Não reconhecemos a paz quando nunca olhamos nos olhos da angústia. Não diferenciamos o mal daquilo que realmente nos faz bem, quando não passamos pela experiência de ambos. Não procuramos pelo amor, a menos se tivermos passado pela dor de não termos sido amados. Ou de não termos aprendido como amar aquela pessoa. Não reconhecemos o que é infinito: o Cairós, sem termos tido a dura pena do Crohnos: o mutável, o passageiro. Do que não nos mata a sede. Do que é fugaz.

A então Mulher voltou a abrir seus olhos, mas dessa vez o fez lentamente. Sem sustos. Sem o receio. Mas sentindo cada um dos seus cílios se desprendendo lentamente do seu rosto. Acompanhou o movimento pesado de suas pálpebras. Era como se estivesse adormecida durante anos. E agora nascesse de novo.

Inalou prazerosamente o ar novo que a rodeava. Afastou com um gesto suave a colcha do seu corpo. Levantou-se da cama, alongando cada um dos meus membros. Em um movimento felino. Sentia-se felina. Suave. E ao mesmo tempo, consciente de cada um dos seus movimentos. Sutis e delicados. Marcantes e passageiros. Passageira. Como todo ser humano em constante processo de crescimento deve ser. Como todo ser humano vivo deve ser. Estava Sendo Humana.

Caminhou com os pés descalços até a pesada cortina branca e a abriu. A luz do dia tomou conta do seu corpo. Ela abriu uma pequena fresta entre seus lábios para engolir os finos raios de sol que lhes eram oferecidos pelo dia. Com outro gesto, afastou o vidro da janela, permitindo que o vento gelado lhe tocasse o rosto e bagunçasse seus cabelos.

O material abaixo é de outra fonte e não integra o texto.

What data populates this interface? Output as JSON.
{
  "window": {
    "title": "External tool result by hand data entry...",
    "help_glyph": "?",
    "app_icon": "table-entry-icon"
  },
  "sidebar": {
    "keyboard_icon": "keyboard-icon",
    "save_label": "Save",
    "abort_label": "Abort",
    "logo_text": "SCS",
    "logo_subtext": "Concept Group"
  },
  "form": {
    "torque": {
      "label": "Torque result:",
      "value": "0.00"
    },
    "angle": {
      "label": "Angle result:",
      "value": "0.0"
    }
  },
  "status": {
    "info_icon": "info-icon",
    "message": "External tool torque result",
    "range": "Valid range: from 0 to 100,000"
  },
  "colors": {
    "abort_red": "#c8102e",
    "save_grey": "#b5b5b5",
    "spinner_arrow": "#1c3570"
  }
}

Uma música tocava em algum lugar. Não pôde reconhecer de onde vinha, mas uma vontade imensa de dançar tomou conta do seu corpo. Dançou levemente e de olhos fechados até cair sobre o tapete no chão. Encontrou seus olhos no espelho. Encontrou sua face. “Sou fluida. Sou casca. Quero romper a casca. Quero ser apenas o fluido de mim. Quero Debussy. Quero velas aromáticas. Quero todos os pores-do-sol.”

Soltou um riso frouxo. Que ecoou por dentro dela. Ela vivia dentro dela. E agora também para o mundo. Corpo. Alma. Mundo. Pôde sentir uma invisível linha de conexão entre os três. Um equilíbrio que se encontrava por meio de um verdadeiro desequilíbrio total. Precisaria apenas Ser. E mais nada. Agora ela era, finalmente, humana.

3 comentários:

Amanda G. Cardoso disse...

Lindo xuxua. Depois que li esse texto que decidi te mandar as mensagens.
Mas ainda sinto saudades e queria conversar mais com vc.
Me sinto meio ao vento agora.
Acho também que o que impulsionou a sua mudança foi "aquilo" ou melhor "aquele", não é mesmo?

"ELA era a única chave para o amor. E, agora, tinha consciência disso."

Pura verdade, nós somos a chave para o amor. =)

Bjos
Amo você.

Damaris disse...

Ah xuxua....

foram tantos os passos... tantos os caminhos tortos que me levaram até essa mudança...

Esse motivo de que você falou não representa nem um centézimo de tudo que me trouxe até aqui...

Um dia poderemos conversar longamente sobre nossos caminhos...
sinto sua falta também... gostaria de estar aí para poder lhe dizer... que tudo passa... rsrs...
parece tão pequeno.... mas acho que poderia significar alguma coisa...

amo vc!

Aliny disse...

Hora da mudança ... do crescimento .. e das dores também ... mas aprendemos com ela, não é mesmo ?!?
A dor nos ensina a ser mas forte ...

Mesmo longe, sabe que pode contar comigo... para qualquer coisa.